Derneğimiz EKODOSD ormanlar, kıyılar ve sulak alanlar gibi insan ve tüm
diğer canlılar için yaşamsal önemi olan ekosistemlerin, tarihi ve kültürel değerlerin
korunmasını amaçlayan çalışmalar yapmakta ve projeler yürütmektedir.
Doğal yaşam alanlarının ve ekosistemlerin korunması, tarihsel ve kültürel
değerlerimizin tanıtılması ve koruyarak kullanılması için çeşitli çalışmalar ve araştırmalar
yaparak farkındalık ve duyarlılık oluşturmaktadır.
Beşparmak Dağları’nda uzun yıllardır doğa ve tarih konusunda birçok araştırmalar
yürütmekteyiz. Dağda bir araştırma sırasında bulmuş olduğumuz bazı seramik parçalarının
yapılış şekli görünümü ilgimizi çekti.
Parçaların küçük ve taşınabilir olduğu gerekçesiyle bölgeye gelenler tarafından
alınabilir düşüncesiyle, derneğimiz yönetim kurulu üyesi Arkeolog
Levent KUTBAY’a incelettik.
Levent KUTBAY; Bulunan parçaların bir kaba ait işlemeli seramik ve kalkolitik çağa
ait 6000 yıllık olduğunu belirtti. Parçaların bir yazıyla müzeye verilmesini söyledi.
Beşparmak Dağları’ndaki insan yaşamının binlerce yıl öncesine gittiğini gösteren
bu seramik parçalarının, hem araştırmalar için, hem de müzede sergilenerek
tarih meraklılarının görmeleri açısından olumlu katkı yapacağını düşünerek
Milet Müzesi’ne götürdük. Parçaları bir yazıyla teslim ettiğimiz Milet Müze
Müdür Vekili Hasibe Akat İSLAM; EKODOSD’un tarih ve kültür konusunda
yaptığı her türlü çalışmaya katkı yapmaya hazır olduklarını belirtti.

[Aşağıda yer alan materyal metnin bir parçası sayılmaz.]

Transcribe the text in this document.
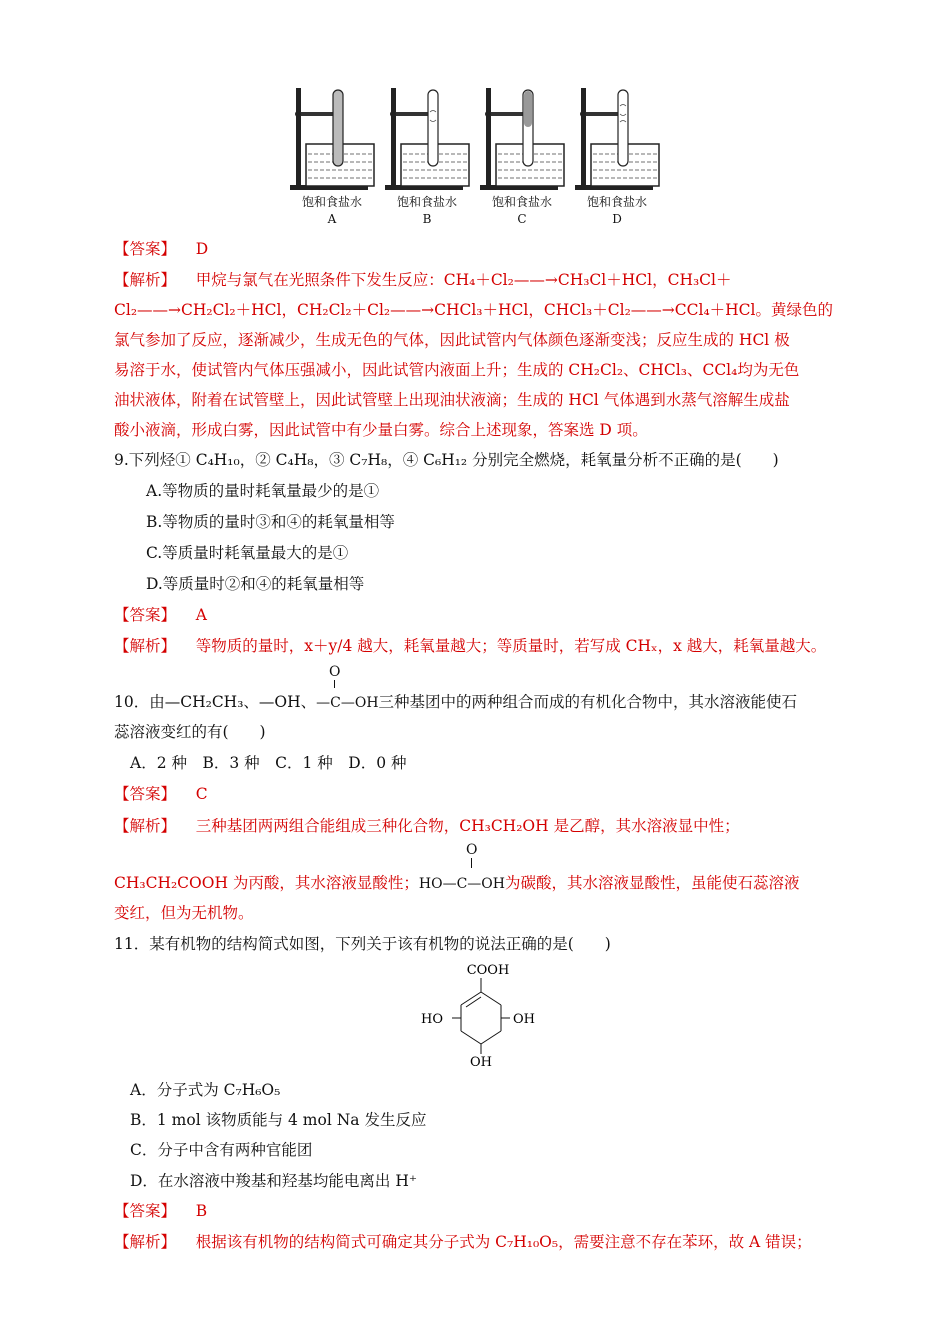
饱和食盐水	饱和食盐水	饱和食盐水	饱和食盐水
A	B	C	D
【答案】 D
【解析】 甲烷与氯气在光照条件下发生反应：CH₄＋Cl₂——→CH₃Cl＋HCl，CH₃Cl＋
Cl₂——→CH₂Cl₂＋HCl，CH₂Cl₂＋Cl₂——→CHCl₃＋HCl，CHCl₃＋Cl₂——→CCl₄＋HCl。黄绿色的
氯气参加了反应，逐渐减少，生成无色的气体，因此试管内气体颜色逐渐变浅；反应生成的 HCl 极
易溶于水，使试管内气体压强减小，因此试管内液面上升；生成的 CH₂Cl₂、CHCl₃、CCl₄均为无色
油状液体，附着在试管壁上，因此试管壁上出现油状液滴；生成的 HCl 气体遇到水蒸气溶解生成盐
酸小液滴，形成白雾，因此试管中有少量白雾。综合上述现象，答案选 D 项。
9.下列烃① C₄H₁₀，② C₄H₈，③ C₇H₈，④ C₆H₁₂ 分别完全燃烧，耗氧量分析不正确的是(　　)
A.等物质的量时耗氧量最少的是①
B.等物质的量时③和④的耗氧量相等
C.等质量时耗氧量最大的是①
D.等质量时②和④的耗氧量相等
【答案】 A
【解析】 等物质的量时，x＋y/4 越大，耗氧量越大；等质量时，若写成 CHₓ，x 越大，耗氧量越大。
O
10．由—CH₂CH₃、—OH、—C—OH三种基团中的两种组合而成的有机化合物中，其水溶液能使石
蕊溶液变红的有(　　)
A．2 种　B．3 种　C．1 种　D．0 种
【答案】 C
【解析】 三种基团两两组合能组成三种化合物，CH₃CH₂OH 是乙醇，其水溶液显中性；
O
CH₃CH₂COOH 为丙酸，其水溶液显酸性；HO—C—OH为碳酸，其水溶液显酸性，虽能使石蕊溶液
变红，但为无机物。
11．某有机物的结构简式如图，下列关于该有机物的说法正确的是(　　)
COOH
HO	OH
OH
A．分子式为 C₇H₆O₅
B．1 mol 该物质能与 4 mol Na 发生反应
C．分子中含有两种官能团
D．在水溶液中羧基和羟基均能电离出 H⁺
【答案】 B
【解析】 根据该有机物的结构简式可确定其分子式为 C₇H₁₀O₅，需要注意不存在苯环，故 A 错误；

Dört bir yanı arkeolojik kalıntılarla dolu çok zengin bir mirasa sahip olan
Beşparmak Dağları’nda, bir şeyler bulurum umuduyla define tutkunları
tarafından birçok yeri kazılmaktadır. Bir yandan defineciler tarafından
tahrip edilen, bir yandan da bakımsızlık ve ilgisizlikten harap halde bulunan
bu tarihsel mekanlar, gün geçtikçe Yediler Manastırı’nda olduğu gibi duvarları
yıkılarak yok olmaktadır. Bizlerin pek ilgi göstermediği bu eserlere,
bir mağara duvarındaki fresklerin üzerine imzasını atan Richard CHANDLER ve
Nicholas Rewett gibi araştırmacılar, 1765 yılından bu yana Beşparmak Dağları’na
ilgi göstermektedir. Bu kültürel değerlerin tahribatlarının engellenmesi
ve tanıtımlarının yapılması, eserlerin ayakta kalmasını sağlayacaktır.
Özellikle bölgeye gelen turistler nedeniyle
yöre insanlarına ekonomik kazanç sağlayacaktır.